Question

R memory limit causing problems with genomicRanges operations...

0

Entering edit mode

chrisclarkson100 ▴ 50

@chrisclarkson100-11114

Last seen 2.8 years ago

United Kingdom

I have tried, using rtracklayer and Genomicranges to find the overlap between bed files that document different ChIP Seq data e.g.
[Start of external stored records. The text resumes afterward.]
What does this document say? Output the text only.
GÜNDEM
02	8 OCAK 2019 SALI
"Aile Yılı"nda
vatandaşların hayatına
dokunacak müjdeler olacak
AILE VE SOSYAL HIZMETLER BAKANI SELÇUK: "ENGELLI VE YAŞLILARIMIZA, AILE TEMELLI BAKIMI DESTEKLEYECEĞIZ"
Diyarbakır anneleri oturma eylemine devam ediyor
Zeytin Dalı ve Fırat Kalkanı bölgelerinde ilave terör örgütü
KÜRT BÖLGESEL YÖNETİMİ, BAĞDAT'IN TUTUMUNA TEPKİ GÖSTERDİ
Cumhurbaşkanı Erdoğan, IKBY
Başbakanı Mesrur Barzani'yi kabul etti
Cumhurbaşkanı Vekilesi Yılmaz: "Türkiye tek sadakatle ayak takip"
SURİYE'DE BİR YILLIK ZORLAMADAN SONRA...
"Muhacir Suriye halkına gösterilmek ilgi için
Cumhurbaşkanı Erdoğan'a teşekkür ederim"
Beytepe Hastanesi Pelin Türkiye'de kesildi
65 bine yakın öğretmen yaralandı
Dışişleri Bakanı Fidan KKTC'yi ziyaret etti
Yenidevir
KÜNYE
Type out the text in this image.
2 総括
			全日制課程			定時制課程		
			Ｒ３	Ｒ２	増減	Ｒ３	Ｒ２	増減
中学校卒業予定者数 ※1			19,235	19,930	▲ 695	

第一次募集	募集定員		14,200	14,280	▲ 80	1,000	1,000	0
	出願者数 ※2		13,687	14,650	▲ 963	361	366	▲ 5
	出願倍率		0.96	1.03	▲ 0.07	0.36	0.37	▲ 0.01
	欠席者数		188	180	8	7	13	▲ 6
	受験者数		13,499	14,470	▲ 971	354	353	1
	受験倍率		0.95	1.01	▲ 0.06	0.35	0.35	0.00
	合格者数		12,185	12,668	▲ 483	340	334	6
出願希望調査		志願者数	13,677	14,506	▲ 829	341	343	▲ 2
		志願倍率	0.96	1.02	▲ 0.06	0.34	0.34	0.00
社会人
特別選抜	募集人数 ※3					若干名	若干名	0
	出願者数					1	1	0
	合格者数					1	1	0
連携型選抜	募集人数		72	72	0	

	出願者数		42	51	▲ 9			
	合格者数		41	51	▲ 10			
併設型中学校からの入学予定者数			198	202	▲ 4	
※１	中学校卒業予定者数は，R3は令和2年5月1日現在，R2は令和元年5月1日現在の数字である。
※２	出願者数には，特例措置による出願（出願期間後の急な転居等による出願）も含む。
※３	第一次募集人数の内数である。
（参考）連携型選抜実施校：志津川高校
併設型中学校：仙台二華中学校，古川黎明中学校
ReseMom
Nucleosome coverage, CTCF coverage etc.

I want to then have a csv file that documents the overlapping regions and their occupancy levels e.g.

"","seqnames","start","end","width","strand","ctcf","H3k27ac","H3k36me3","H3k4me1","H3k79me2"

"1","chr21",9419882,9419981,100,"+", 1.04, 3.32, 1, 0.16, 6.76

"2","chr21",9424072,9424171,100,"+", 1.84, 2, 4.64, 4, 4.52

"3","chr21",9426516,9426560,45,"+", 1.44, 2.92, 1, 1.16, 2.4

The script, based on a previous post (https://support.bioconductor.org/p/89510/#89521), goes as follows:

library(bigmemory)

library(rtracklayer)

library(GenomicRanges)

Nuc_hESC<-import('Nucleosome_coverage.bed') # file too big for processing

ctcfe<-import('CtcfStdSig.bed')

H3k27ace<-import('H3k27acStdSig.bed')

H3k36me3e<-import('H3k36me3StdSig.bed')

H3k4me1e<-import('H3k4me1StdSig.bed')

H3k79me2e<-import('H3k79me2StdSig.bed')

dj <- disjoin(c(Nuc_hESC, ctcfe, H3k27ace, H3k36me3e, H3k4me1e, H3k79me2e))

djhESC <- dj[ (dj %over% Nuc_hESC) & (dj %over% ctcfe) & (dj %over% H3k27ace) & (dj %over% H3k36me3e) &(dj %over% H3k4me1e) & (dj %over% H3k79me2e)]

mcols(djhESC) <- DataFrame(Nuc=NA, ctcf=NA, H3k27ac=NA, H3k36me3=NA, H3k4me1=NA, H3k79me2=NA)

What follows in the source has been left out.